Он еще раз скользнул по ним безразличным взглядом.

– Парни вы крепкие, справитесь. Попотеть, правда, придется. Ну, ничего, на дне намерзлись, теперь согреетесь, – вместо улыбки он приподнял верхнюю губу, так, что щеточка усов почти коснулась носа.

 – И вот еще… – лейтенант замолчал на несколько долгих секунд.

«Сейчас скажет какую-нибудь гадость, – подумал Артем. – Если его поручик назвал неплохим человеком, какая же тогда сволочь Герасимов?»

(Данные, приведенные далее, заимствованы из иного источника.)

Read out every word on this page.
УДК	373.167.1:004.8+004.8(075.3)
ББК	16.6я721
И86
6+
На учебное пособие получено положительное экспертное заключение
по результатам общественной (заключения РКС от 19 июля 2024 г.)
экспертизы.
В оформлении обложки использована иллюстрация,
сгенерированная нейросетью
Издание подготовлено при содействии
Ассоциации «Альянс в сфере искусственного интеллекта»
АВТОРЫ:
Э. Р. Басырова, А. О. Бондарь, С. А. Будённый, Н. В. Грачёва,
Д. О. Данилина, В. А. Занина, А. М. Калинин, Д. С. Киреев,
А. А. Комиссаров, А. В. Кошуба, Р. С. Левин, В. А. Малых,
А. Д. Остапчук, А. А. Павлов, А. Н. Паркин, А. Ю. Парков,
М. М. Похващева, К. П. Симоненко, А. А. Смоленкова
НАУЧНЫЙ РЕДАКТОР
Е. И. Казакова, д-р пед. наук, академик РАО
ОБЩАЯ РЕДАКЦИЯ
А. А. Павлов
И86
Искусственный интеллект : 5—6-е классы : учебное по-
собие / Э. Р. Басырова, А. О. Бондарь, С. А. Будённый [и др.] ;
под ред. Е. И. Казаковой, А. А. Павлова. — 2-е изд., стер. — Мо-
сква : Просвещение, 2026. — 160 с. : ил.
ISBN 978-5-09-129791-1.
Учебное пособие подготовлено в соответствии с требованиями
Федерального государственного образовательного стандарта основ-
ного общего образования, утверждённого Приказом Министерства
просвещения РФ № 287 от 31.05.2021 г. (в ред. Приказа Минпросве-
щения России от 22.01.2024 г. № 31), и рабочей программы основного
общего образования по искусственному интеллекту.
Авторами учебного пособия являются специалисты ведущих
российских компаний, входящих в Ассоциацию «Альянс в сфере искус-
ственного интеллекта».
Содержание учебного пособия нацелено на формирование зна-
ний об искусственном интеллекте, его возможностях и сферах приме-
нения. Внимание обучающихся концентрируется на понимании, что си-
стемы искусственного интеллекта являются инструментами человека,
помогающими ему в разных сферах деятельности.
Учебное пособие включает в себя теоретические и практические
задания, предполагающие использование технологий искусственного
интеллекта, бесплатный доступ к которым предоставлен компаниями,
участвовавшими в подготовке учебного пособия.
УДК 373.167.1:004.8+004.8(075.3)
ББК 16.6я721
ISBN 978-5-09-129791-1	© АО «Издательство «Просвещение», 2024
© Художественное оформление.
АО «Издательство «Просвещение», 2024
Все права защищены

– Командир отряда решил наградить вас за хорошую работу, – продолжил Шелепин. – Две недели со шпаком, вне рамок флотской дисциплины – это ваш отпуск. Он же награда. Понято?

– Так точно!

– А сейчас приступить к починке обмундирования. Есть вопросы?

– Есть! – гаркнул Базыка.

– Какие? – прищурившись, спросил лейтенант.

– Одежда не успеет высохнуть до утра.

– Поедете в мокрой, – отрезал Шелепин. Но спустя секунду добавил, чуть смягчившись:

– Разогрейте утюг и подсушите.

 Археолога они заметили сразу. Он сильно отличался от матросов и офицеров, сновавших по пристани в Артиллерийской бухте. Его строгое, чисто выбритое, словно у актера лицо, плохо сочеталось с каламянковым костюмом легкомысленного песочного цвета, небрежно повязанном красным в черную клетку шотландском шарфом и благородной сединой на висках.

– Водолазы Дмитрий Базыка и Артем Шапиро прибыли в ваше распоряжение! – бодро отрапортовал Димыч.

– Нородцов Василий Алексеевич, – представился археолог, не по-уставному протягивая ладонь для рукопожатия. – Приват-доцент Московского археологического института.

Ладонь была мягкой и пухлой, как у человека, никогда не занимавшегося физическим трудом.

– И сделайте одолжение, не отдавайте мне честь и не вытягивайтесь в струнку, пусть даже, как вы говорите, посланы в мое распоряжение.

Артем и Димыч переглянулись и рявкнули в две глотки:

– Так точно!

Нородцов испуганно отшатнулся, схватившись за профессорского вида пенсне.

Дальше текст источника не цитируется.